All tests on bots, release or debug, should be running with all assertions enabled. The coverage is thus not just the manual usage of a few hundred developers, it's our whole test coverage. If that's still grossly insufficient to find bugs, then I suggest that implicates our test coverage.In other words, instead of encouraging people to default to release-mode assertions, I think we should encourage people to use debug-only assertions wherever appropriate, and when adding any, to try to have some form of test that would verify each such assertion.
Yeah, the current policy is you can insert a bunch of RELEASE_ASSERTs in non-Stable to try to find a bug. I'm not sure we should be adding too many more asserts, can you give some specific examples bokan@ ? Naively just switching our current ASSERTs, even if we assume they never trip, has a fairly negative impact on performance and binary size.

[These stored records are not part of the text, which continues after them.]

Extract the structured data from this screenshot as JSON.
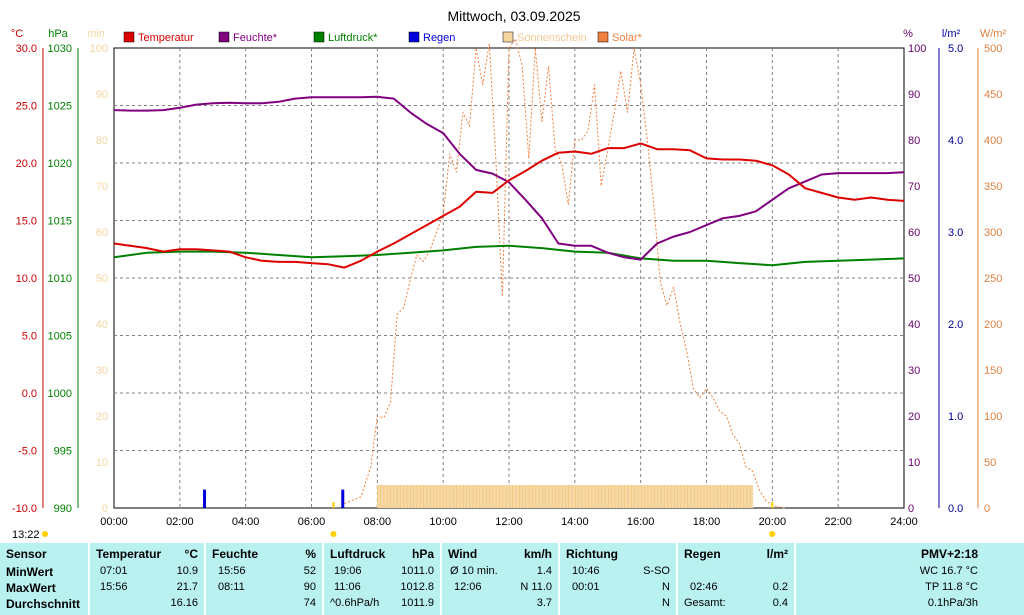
{
  "chart_data": {
    "type": "line",
    "title": "Mittwoch, 03.09.2025",
    "x_ticks": [
      "00:00",
      "02:00",
      "04:00",
      "06:00",
      "08:00",
      "10:00",
      "12:00",
      "14:00",
      "16:00",
      "18:00",
      "20:00",
      "22:00",
      "24:00"
    ],
    "axes": {
      "temperature": {
        "unit": "°C",
        "min": -10,
        "max": 30,
        "ticks": [
          "30.0",
          "25.0",
          "20.0",
          "15.0",
          "10.0",
          "5.0",
          "0.0",
          "-5.0",
          "-10.0"
        ],
        "color": "#cc0000"
      },
      "pressure": {
        "unit": "hPa",
        "min": 990,
        "max": 1030,
        "ticks": [
          "1030",
          "1025",
          "1020",
          "1015",
          "1010",
          "1005",
          "1000",
          "995",
          "990"
        ],
        "color": "#008000"
      },
      "sunshine": {
        "unit": "min",
        "min": 0,
        "max": 100,
        "ticks": [
          "100",
          "90",
          "80",
          "70",
          "60",
          "50",
          "40",
          "30",
          "20",
          "10",
          "0"
        ],
        "color": "#f5d6a0"
      },
      "humidity": {
        "unit": "%",
        "min": 0,
        "max": 100,
        "ticks": [
          "100",
          "90",
          "80",
          "70",
          "60",
          "50",
          "40",
          "30",
          "20",
          "10",
          "0"
        ],
        "color": "#660066"
      },
      "rain": {
        "unit": "l/m²",
        "min": 0,
        "max": 5,
        "ticks": [
          "5.0",
          "4.0",
          "3.0",
          "2.0",
          "1.0",
          "0.0"
        ],
        "color": "#000099"
      },
      "solar": {
        "unit": "W/m²",
        "min": 0,
        "max": 500,
        "ticks": [
          "500",
          "450",
          "400",
          "350",
          "300",
          "250",
          "200",
          "150",
          "100",
          "50",
          "0"
        ],
        "color": "#e08040"
      }
    },
    "legend": [
      {
        "name": "Temperatur",
        "color": "#dd0000"
      },
      {
        "name": "Feuchte*",
        "color": "#800080"
      },
      {
        "name": "Luftdruck*",
        "color": "#008000"
      },
      {
        "name": "Regen",
        "color": "#0000dd"
      },
      {
        "name": "Sonnenschein",
        "color": "#f5d6a0"
      },
      {
        "name": "Solar*",
        "color": "#f08040"
      }
    ],
    "series": {
      "temperature": {
        "axis": "temperature",
        "color": "#dd0000",
        "x": [
          0,
          0.5,
          1,
          1.5,
          2,
          2.5,
          3,
          3.5,
          4,
          4.5,
          5,
          5.5,
          6,
          6.5,
          7,
          7.5,
          8,
          8.5,
          9,
          9.5,
          10,
          10.5,
          11,
          11.5,
          12,
          12.5,
          13,
          13.5,
          14,
          14.5,
          15,
          15.5,
          16,
          16.5,
          17,
          17.5,
          18,
          18.5,
          19,
          19.5,
          20,
          20.5,
          21,
          21.5,
          22,
          22.5,
          23,
          23.5,
          24
        ],
        "y": [
          13.0,
          12.8,
          12.6,
          12.3,
          12.5,
          12.5,
          12.4,
          12.3,
          11.8,
          11.5,
          11.4,
          11.4,
          11.3,
          11.2,
          10.9,
          11.5,
          12.3,
          13.0,
          13.8,
          14.6,
          15.4,
          16.2,
          17.5,
          17.4,
          18.5,
          19.3,
          20.2,
          20.9,
          21.0,
          20.8,
          21.3,
          21.3,
          21.7,
          21.2,
          21.2,
          21.1,
          20.4,
          20.3,
          20.3,
          20.2,
          19.8,
          19.0,
          17.8,
          17.4,
          17.0,
          16.8,
          17.0,
          16.8,
          16.7
        ]
      },
      "humidity": {
        "axis": "humidity",
        "color": "#800080",
        "x": [
          0,
          0.5,
          1,
          1.5,
          2,
          2.5,
          3,
          3.5,
          4,
          4.5,
          5,
          5.5,
          6,
          6.5,
          7,
          7.5,
          8,
          8.5,
          9,
          9.5,
          10,
          10.5,
          11,
          11.5,
          12,
          12.5,
          13,
          13.5,
          14,
          14.5,
          15,
          15.5,
          16,
          16.5,
          17,
          17.5,
          18,
          18.5,
          19,
          19.5,
          20,
          20.5,
          21,
          21.5,
          22,
          22.5,
          23,
          23.5,
          24
        ],
        "y": [
          86.5,
          86.4,
          86.4,
          86.5,
          87.0,
          87.7,
          88.0,
          88.1,
          88.0,
          88.0,
          88.3,
          89.0,
          89.3,
          89.3,
          89.3,
          89.3,
          89.4,
          89.0,
          86.0,
          83.5,
          81.5,
          77.0,
          73.5,
          72.7,
          70.8,
          67.0,
          63.0,
          57.5,
          57.0,
          57.0,
          55.5,
          54.5,
          54.0,
          57.5,
          59.0,
          60.0,
          61.5,
          63.0,
          63.5,
          64.5,
          67.0,
          69.5,
          71.0,
          72.5,
          72.8,
          72.8,
          72.8,
          72.8,
          73.0
        ]
      },
      "pressure": {
        "axis": "pressure",
        "color": "#008000",
        "x": [
          0,
          1,
          2,
          3,
          4,
          5,
          6,
          7,
          8,
          9,
          10,
          11,
          12,
          13,
          14,
          15,
          16,
          17,
          18,
          19,
          20,
          21,
          22,
          23,
          24
        ],
        "y": [
          1011.8,
          1012.2,
          1012.3,
          1012.3,
          1012.2,
          1012.0,
          1011.8,
          1011.9,
          1012.0,
          1012.2,
          1012.4,
          1012.7,
          1012.8,
          1012.6,
          1012.3,
          1012.2,
          1011.7,
          1011.5,
          1011.5,
          1011.3,
          1011.1,
          1011.4,
          1011.5,
          1011.6,
          1011.7
        ]
      },
      "solar": {
        "axis": "solar",
        "color": "#f08040",
        "x": [
          7.0,
          7.5,
          7.8,
          8.0,
          8.2,
          8.4,
          8.6,
          8.8,
          9.0,
          9.2,
          9.4,
          9.6,
          9.8,
          10.0,
          10.2,
          10.4,
          10.6,
          10.8,
          11.0,
          11.2,
          11.4,
          11.6,
          11.8,
          12.0,
          12.2,
          12.4,
          12.6,
          12.8,
          13.0,
          13.2,
          13.4,
          13.6,
          13.8,
          14.0,
          14.2,
          14.4,
          14.6,
          14.8,
          15.0,
          15.2,
          15.4,
          15.6,
          15.8,
          16.0,
          16.2,
          16.4,
          16.6,
          16.8,
          17.0,
          17.2,
          17.4,
          17.6,
          17.8,
          18.0,
          18.2,
          18.4,
          18.6,
          18.8,
          19.0,
          19.2,
          19.4,
          19.6,
          19.8,
          20.0,
          20.2,
          20.4
        ],
        "y": [
          5,
          12,
          45,
          100,
          98,
          115,
          210,
          218,
          248,
          275,
          268,
          280,
          300,
          320,
          385,
          365,
          430,
          415,
          500,
          460,
          505,
          380,
          230,
          500,
          510,
          480,
          380,
          500,
          420,
          480,
          390,
          375,
          330,
          400,
          400,
          410,
          460,
          350,
          390,
          430,
          475,
          430,
          500,
          460,
          400,
          330,
          245,
          220,
          240,
          200,
          170,
          130,
          120,
          130,
          120,
          105,
          100,
          80,
          70,
          45,
          40,
          20,
          8,
          3,
          1,
          0
        ]
      },
      "sunshine_bars": {
        "axis": "sunshine",
        "color": "#f7d9a6",
        "from": "08:00",
        "to": "19:25",
        "value": 5
      },
      "rain_bars": {
        "axis": "rain",
        "color": "#0000dd",
        "x": [
          2.75,
          6.95
        ],
        "values": [
          0.2,
          0.2
        ]
      }
    },
    "markers": {
      "sunrise_time": "06:40",
      "sunset_time": "20:00",
      "current_time": "13:22"
    }
  },
  "stats": {
    "sensor": {
      "head": "Sensor",
      "rows": [
        "MinWert",
        "MaxWert",
        "Durchschnitt"
      ]
    },
    "temperature": {
      "head": "Temperatur",
      "unit": "°C",
      "rows": [
        [
          "07:01",
          "10.9"
        ],
        [
          "15:56",
          "21.7"
        ],
        [
          "",
          "16.16"
        ]
      ]
    },
    "humidity": {
      "head": "Feuchte",
      "unit": "%",
      "rows": [
        [
          "15:56",
          "52"
        ],
        [
          "08:11",
          "90"
        ],
        [
          "",
          "74"
        ]
      ]
    },
    "pressure": {
      "head": "Luftdruck",
      "unit": "hPa",
      "rows": [
        [
          "19:06",
          "1011.0"
        ],
        [
          "11:06",
          "1012.8"
        ],
        [
          "^0.6hPa/h",
          "1011.9"
        ]
      ]
    },
    "wind": {
      "head": "Wind",
      "unit": "km/h",
      "rows": [
        [
          "Ø 10 min.",
          "1.4"
        ],
        [
          "12:06",
          "N 11.0"
        ],
        [
          "",
          "3.7"
        ]
      ]
    },
    "direction": {
      "head": "Richtung",
      "unit": "",
      "rows": [
        [
          "10:46",
          "S-SO"
        ],
        [
          "00:01",
          "N"
        ],
        [
          "",
          "N"
        ]
      ]
    },
    "rain": {
      "head": "Regen",
      "unit": "l/m²",
      "rows": [
        [
          "",
          ""
        ],
        [
          "02:46",
          "0.2"
        ],
        [
          "Gesamt:",
          "0.4"
        ]
      ]
    },
    "pmv": {
      "head": "PMV+2:18",
      "rows": [
        "WC 16.7 °C",
        "TP 11.8 °C",
        "0.1hPa/3h"
      ]
    }
  }
}
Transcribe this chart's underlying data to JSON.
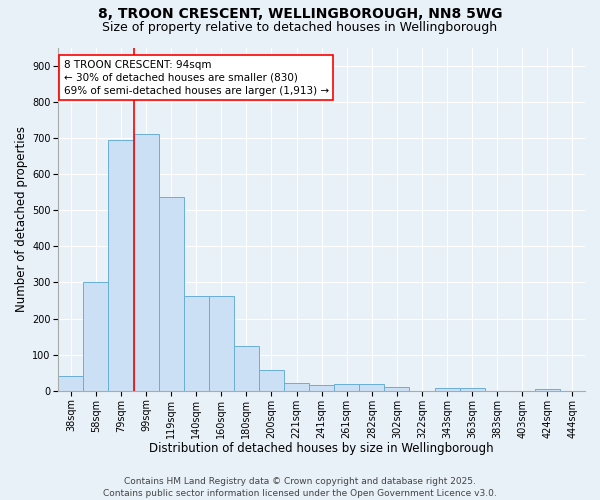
{
  "title_line1": "8, TROON CRESCENT, WELLINGBOROUGH, NN8 5WG",
  "title_line2": "Size of property relative to detached houses in Wellingborough",
  "xlabel": "Distribution of detached houses by size in Wellingborough",
  "ylabel": "Number of detached properties",
  "categories": [
    "38sqm",
    "58sqm",
    "79sqm",
    "99sqm",
    "119sqm",
    "140sqm",
    "160sqm",
    "180sqm",
    "200sqm",
    "221sqm",
    "241sqm",
    "261sqm",
    "282sqm",
    "302sqm",
    "322sqm",
    "343sqm",
    "363sqm",
    "383sqm",
    "403sqm",
    "424sqm",
    "444sqm"
  ],
  "values": [
    42,
    300,
    695,
    710,
    535,
    263,
    263,
    125,
    57,
    22,
    17,
    18,
    18,
    10,
    0,
    8,
    8,
    0,
    0,
    5,
    0
  ],
  "bar_color": "#cce0f5",
  "bar_edge_color": "#6aaed6",
  "vline_color": "red",
  "vline_x": 3.0,
  "annotation_text": "8 TROON CRESCENT: 94sqm\n← 30% of detached houses are smaller (830)\n69% of semi-detached houses are larger (1,913) →",
  "annotation_box_color": "white",
  "annotation_box_edge": "red",
  "ylim": [
    0,
    950
  ],
  "yticks": [
    0,
    100,
    200,
    300,
    400,
    500,
    600,
    700,
    800,
    900
  ],
  "footer_text": "Contains HM Land Registry data © Crown copyright and database right 2025.\nContains public sector information licensed under the Open Government Licence v3.0.",
  "bg_color": "#e8f0f8",
  "title_fontsize": 10,
  "subtitle_fontsize": 9,
  "axis_label_fontsize": 8.5,
  "tick_fontsize": 7,
  "footer_fontsize": 6.5,
  "annotation_fontsize": 7.5
}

On Mon, Oct 5, 2015 at 10:36 AM, David Bokan <bo...@chromium.org> wrote:On Mon, Oct 5, 2015 at 7:40 AM, David Bokan <bo...@chromium.org> wrote:1. Crash early - A crash at an assert is much easier to debug and less likely to cause unexpected behavior down the line. I'm currently debugging a crash that started off as a mysterious access violation. It took several hours of poking at disassembly and minidumps to figure out what's actually wrong. That pointed me to an ASSERT which I turned into a RELEASE_ASSERT in canary triggering the problem. Having a crash at the assert would have saved me hours of work and is a much clearer signal of what's wrong.I usually compile the debug version when debugging, for this reason. There is also a way to compile release mode with asserts, which will have some performance advantage if that is needed.Right, but we'll never catch more than the mainline issues this way since we have <1000 (<100?) people running this way, following very specific usage patterns as they test their specific features. Things have gotten a bit better recently, but I've been put off running Debug mode in the past since I'd be tripping over various unrelated ASSERTs just trying to navigate to test my feature.All tests on bots, release or debug, should be running with all assertions enabled. The coverage is thus not just the manual usage of a few hundred developers, it's our whole test coverage. If that's still grossly insufficient to find bugs, then I suggest that implicates our test coverage.
To be clear, the release trybots are compiled with assertions enabled. The release continuous (waterfall) bots are not, because we want them to run what we ship (and we have debug continuous coverage to catch the assertion failures). Hopefully that's what you meant?
PK
Couldn't we release the binaries for Canary/Dev (and maybe Beta) with dcheck_always_on?That way we would catch more asserts than we currently do without impacting stable.